Questioning Simplicity Bias Assumptions
In this paper we review recent work on the simplicity bias and challenge many of the commonly made assumptions.
摘要
评审与讨论
The paper reviews different works about simplicity bias, and discuss several assumptions often made when studying simplicity bias, and how relevant they are in practice. The paper introduces a toy-problem showing how the presence of common features which are less predictive can mask the learning of less common features which are more predictive.
优点
The paper discusses simplicity bias in a clear way, and it is easy to read. When discussing the different assumptions made by other papers, the paper is very extensive, and shows large various of examples from the literature for each point.
缺点
The paper in its current form leans heavily towards being a review or survey, offering limited new experimental or theoretical contributions. Many of the claims and assertions are inadequately supported, lacking both empirical evidence and theoretical depth.
For instance, when discussing assumptions made by works on simplicity bias, the paper critiques these assumptions but provides little to no empirical or theoretical evidence to support these critiques. A stronger approach would include relevant models and datasets that are commonly used in the study of deep learning to substantiate the claims.
Take, for example, the discussion of the "Two Features Assumption." Rather than simply listing papers and datasets that operate under this assumption, I would expect the paper to include experiments with deep networks on real datasets or a theoretical framework demonstrating that avoiding the learning of one "bad" feature does not necessarily facilitate the learning of the "good" feature. This is particularly important in real-world datasets, where what appears to be a binary feature distinction ("birds" vs. "background") may actually encompass a complex set of features -- as both birds and backgrounds are complex objects which contain many features themselves.
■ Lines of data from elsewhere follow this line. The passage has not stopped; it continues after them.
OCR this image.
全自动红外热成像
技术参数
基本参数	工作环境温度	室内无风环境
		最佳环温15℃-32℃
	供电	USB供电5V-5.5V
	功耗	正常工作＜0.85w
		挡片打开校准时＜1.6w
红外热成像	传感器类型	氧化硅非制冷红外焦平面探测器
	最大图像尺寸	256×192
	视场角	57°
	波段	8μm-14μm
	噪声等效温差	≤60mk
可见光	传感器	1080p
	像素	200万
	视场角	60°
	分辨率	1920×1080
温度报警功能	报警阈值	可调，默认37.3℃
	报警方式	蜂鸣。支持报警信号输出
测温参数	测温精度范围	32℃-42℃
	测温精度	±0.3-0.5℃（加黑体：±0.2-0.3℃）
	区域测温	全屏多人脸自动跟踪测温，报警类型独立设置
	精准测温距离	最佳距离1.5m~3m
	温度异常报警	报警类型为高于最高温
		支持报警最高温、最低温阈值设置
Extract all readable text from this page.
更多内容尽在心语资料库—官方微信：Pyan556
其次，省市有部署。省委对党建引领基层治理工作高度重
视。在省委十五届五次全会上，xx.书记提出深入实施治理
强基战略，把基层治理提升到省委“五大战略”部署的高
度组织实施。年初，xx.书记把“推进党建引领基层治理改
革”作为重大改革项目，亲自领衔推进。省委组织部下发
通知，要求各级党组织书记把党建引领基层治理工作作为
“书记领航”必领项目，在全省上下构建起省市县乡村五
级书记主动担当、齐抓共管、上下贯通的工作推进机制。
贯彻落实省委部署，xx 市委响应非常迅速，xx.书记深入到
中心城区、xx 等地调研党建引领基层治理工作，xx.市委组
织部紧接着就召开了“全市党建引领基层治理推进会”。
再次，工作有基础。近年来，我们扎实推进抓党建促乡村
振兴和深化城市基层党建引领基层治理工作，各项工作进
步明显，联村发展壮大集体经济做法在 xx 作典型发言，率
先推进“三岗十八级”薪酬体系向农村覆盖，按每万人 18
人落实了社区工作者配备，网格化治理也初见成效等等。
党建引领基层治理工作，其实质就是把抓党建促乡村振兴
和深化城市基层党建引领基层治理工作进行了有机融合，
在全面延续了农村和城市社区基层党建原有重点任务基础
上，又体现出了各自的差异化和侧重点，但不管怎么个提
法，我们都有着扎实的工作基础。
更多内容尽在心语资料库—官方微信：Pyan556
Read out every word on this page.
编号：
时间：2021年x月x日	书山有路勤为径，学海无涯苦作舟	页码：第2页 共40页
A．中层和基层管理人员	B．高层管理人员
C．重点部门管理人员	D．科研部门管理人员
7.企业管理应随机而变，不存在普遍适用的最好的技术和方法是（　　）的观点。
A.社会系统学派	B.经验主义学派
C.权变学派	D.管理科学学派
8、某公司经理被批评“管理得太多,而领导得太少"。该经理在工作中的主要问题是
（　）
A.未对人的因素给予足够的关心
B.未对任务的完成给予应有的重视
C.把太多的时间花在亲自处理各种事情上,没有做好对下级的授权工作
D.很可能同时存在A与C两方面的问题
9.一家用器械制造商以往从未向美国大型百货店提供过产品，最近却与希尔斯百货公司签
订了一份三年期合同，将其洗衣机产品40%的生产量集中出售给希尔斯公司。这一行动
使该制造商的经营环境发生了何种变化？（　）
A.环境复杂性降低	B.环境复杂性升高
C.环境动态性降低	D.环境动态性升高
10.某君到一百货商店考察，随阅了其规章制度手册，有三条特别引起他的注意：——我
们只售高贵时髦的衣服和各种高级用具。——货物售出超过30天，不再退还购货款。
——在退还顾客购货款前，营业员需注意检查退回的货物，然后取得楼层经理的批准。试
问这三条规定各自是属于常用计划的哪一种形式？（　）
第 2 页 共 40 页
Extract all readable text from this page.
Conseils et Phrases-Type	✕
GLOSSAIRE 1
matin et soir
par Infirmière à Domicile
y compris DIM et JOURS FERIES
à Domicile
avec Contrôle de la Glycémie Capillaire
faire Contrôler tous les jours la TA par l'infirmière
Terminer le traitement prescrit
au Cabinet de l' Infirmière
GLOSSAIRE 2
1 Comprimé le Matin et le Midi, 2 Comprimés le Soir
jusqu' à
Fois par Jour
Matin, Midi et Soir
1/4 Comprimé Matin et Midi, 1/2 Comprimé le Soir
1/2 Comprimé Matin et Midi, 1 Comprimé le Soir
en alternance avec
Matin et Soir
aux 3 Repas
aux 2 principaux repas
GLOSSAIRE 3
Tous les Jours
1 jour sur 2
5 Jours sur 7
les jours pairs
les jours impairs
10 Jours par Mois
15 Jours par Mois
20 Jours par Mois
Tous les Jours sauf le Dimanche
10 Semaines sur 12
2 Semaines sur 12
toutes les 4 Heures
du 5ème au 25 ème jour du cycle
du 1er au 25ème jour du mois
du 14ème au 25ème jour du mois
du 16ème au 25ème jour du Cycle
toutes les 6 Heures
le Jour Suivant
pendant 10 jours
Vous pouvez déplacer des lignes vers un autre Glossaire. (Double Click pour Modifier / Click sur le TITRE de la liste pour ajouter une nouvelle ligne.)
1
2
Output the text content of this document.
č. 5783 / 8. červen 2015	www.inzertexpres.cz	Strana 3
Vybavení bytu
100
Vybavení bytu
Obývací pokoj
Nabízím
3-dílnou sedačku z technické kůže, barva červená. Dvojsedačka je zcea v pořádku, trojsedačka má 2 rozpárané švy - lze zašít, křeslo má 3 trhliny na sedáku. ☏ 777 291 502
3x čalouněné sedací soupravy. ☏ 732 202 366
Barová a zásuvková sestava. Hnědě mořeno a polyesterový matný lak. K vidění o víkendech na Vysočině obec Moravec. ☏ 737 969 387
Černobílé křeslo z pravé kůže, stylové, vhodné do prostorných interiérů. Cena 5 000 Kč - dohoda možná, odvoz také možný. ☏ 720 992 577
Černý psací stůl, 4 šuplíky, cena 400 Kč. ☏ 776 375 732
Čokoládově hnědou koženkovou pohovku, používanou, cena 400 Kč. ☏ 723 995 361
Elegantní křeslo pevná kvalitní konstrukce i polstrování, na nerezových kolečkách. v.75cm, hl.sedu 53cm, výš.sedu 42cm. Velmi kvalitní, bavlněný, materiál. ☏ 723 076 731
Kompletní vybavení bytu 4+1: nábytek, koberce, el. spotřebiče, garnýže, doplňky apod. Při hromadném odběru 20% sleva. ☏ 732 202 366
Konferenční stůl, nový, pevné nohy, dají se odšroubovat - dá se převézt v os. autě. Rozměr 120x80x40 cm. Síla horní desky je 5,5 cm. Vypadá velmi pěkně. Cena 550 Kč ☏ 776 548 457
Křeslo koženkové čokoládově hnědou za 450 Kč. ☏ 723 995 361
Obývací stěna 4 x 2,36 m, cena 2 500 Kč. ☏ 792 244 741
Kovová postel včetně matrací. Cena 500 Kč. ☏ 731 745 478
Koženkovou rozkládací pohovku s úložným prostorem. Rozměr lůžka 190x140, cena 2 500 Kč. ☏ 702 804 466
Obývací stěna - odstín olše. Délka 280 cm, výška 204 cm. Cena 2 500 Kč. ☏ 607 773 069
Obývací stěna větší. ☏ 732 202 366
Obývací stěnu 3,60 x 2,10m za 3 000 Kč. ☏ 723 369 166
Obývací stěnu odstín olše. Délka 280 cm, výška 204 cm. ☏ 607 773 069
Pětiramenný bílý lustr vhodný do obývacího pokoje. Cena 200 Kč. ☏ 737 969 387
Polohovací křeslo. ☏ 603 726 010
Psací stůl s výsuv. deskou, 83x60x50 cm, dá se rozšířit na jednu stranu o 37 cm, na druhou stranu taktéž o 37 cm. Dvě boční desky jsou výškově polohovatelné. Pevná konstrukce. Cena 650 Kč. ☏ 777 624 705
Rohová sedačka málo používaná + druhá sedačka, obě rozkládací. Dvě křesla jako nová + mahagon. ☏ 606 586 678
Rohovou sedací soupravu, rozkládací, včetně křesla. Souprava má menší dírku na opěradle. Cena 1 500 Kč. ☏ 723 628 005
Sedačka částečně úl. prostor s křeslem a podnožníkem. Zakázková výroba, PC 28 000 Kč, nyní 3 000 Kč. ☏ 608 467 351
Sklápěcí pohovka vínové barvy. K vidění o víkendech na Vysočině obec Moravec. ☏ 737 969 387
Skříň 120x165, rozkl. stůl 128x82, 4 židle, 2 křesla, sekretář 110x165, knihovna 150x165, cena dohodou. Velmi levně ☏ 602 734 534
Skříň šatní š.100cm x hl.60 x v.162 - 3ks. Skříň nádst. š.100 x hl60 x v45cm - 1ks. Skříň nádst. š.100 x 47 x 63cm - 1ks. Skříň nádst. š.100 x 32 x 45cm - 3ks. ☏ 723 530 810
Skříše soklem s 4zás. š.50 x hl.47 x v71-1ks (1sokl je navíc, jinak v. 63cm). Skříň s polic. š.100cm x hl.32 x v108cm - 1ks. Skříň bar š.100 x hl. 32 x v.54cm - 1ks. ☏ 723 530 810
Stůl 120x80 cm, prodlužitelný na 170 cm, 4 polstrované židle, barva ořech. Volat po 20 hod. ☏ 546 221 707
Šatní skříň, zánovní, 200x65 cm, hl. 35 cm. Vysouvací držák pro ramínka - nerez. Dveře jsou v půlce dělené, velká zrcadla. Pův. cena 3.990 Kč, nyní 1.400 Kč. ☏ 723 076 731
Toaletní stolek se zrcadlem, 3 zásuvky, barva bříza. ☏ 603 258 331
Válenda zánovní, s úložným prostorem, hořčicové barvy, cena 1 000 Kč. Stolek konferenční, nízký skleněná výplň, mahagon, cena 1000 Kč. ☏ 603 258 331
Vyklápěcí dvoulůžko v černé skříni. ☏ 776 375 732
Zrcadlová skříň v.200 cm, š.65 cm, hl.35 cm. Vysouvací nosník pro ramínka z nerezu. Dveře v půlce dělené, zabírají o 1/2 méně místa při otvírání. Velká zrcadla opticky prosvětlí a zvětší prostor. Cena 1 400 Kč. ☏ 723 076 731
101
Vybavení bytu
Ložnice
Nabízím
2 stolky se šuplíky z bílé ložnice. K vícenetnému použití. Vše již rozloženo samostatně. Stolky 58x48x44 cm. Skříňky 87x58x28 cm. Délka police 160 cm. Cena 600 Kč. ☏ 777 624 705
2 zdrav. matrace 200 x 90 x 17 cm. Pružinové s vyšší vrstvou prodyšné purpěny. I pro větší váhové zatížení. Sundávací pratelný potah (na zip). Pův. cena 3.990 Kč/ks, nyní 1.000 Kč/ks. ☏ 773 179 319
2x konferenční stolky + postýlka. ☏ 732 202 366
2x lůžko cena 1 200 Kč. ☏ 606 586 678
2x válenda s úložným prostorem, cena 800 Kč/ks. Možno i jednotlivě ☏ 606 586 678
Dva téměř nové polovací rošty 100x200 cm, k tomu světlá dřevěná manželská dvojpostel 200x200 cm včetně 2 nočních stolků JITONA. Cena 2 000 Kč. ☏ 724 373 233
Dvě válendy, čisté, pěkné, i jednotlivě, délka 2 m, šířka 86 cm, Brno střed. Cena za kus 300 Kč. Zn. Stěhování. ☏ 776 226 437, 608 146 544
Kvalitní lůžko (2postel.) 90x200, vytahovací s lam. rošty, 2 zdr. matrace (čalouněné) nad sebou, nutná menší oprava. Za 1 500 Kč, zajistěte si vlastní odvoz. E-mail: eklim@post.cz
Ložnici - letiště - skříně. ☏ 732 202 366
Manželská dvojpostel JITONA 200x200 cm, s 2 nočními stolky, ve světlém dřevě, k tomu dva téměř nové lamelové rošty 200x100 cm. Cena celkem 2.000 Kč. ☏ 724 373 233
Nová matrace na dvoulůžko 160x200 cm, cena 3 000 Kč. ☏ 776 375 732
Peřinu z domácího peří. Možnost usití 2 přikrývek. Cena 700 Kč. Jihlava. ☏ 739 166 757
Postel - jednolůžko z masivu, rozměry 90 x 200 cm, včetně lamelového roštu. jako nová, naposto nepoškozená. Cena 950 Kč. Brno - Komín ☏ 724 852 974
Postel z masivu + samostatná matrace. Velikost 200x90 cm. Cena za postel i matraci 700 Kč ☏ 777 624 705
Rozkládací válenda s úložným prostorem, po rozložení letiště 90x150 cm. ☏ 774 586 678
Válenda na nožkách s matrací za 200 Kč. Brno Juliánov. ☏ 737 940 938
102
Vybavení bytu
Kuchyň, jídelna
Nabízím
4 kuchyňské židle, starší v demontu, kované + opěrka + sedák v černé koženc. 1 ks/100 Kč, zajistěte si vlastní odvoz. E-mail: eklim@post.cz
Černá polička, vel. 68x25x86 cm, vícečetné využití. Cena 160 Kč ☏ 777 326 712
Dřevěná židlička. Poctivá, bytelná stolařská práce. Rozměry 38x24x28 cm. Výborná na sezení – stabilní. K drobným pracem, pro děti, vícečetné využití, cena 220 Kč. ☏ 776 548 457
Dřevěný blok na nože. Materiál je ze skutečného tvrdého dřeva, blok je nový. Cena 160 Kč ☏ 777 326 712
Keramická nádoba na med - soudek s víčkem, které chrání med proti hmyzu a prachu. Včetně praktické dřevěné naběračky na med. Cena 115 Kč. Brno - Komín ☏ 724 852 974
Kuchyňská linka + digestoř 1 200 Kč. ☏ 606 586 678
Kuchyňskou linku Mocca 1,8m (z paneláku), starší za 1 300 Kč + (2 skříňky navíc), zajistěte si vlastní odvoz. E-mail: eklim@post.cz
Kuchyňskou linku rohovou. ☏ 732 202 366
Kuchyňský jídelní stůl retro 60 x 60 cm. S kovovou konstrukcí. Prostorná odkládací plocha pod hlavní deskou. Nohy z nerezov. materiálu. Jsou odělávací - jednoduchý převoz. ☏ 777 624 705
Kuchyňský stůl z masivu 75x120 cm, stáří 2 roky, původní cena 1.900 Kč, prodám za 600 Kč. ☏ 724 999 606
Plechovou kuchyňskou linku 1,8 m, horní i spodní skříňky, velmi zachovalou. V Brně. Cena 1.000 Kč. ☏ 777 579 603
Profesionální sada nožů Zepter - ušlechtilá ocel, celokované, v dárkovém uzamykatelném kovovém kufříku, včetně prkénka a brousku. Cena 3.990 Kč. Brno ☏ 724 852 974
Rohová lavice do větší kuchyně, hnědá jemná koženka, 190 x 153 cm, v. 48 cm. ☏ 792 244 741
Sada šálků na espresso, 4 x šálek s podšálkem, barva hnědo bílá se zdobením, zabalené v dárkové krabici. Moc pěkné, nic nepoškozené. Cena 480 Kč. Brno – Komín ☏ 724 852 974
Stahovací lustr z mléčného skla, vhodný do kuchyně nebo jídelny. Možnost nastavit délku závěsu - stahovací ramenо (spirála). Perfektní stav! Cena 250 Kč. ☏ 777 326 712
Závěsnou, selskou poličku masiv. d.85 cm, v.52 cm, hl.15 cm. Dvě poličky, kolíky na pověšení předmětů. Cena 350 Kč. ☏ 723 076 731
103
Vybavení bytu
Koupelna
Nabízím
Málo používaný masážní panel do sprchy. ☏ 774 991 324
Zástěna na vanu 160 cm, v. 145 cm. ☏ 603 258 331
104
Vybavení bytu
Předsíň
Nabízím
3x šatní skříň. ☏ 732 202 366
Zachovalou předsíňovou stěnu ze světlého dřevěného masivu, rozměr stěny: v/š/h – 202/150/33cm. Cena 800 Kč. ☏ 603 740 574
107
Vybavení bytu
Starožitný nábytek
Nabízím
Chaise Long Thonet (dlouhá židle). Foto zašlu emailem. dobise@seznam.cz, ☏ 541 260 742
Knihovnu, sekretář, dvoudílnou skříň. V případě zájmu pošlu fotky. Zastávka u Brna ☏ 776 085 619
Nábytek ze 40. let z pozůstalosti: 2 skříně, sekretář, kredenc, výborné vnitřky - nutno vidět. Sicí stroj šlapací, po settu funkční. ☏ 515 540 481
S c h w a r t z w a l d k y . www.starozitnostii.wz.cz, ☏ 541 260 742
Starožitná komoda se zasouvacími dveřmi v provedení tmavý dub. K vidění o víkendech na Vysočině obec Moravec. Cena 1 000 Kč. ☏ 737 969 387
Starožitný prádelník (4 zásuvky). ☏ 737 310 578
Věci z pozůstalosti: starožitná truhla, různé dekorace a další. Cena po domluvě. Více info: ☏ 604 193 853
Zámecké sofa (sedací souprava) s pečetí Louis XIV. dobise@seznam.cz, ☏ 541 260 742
Another example is the distinction made between "spurious features" and domain shift. The paper references several works that discuss this point but does not add any novel insights. It is self-evident that discrepancies between training and test set performance must involve some degree of distribution shift -- otherwise the performance would be identical. The paper needs to clarify what original contributions are being made beyond this well-established fact.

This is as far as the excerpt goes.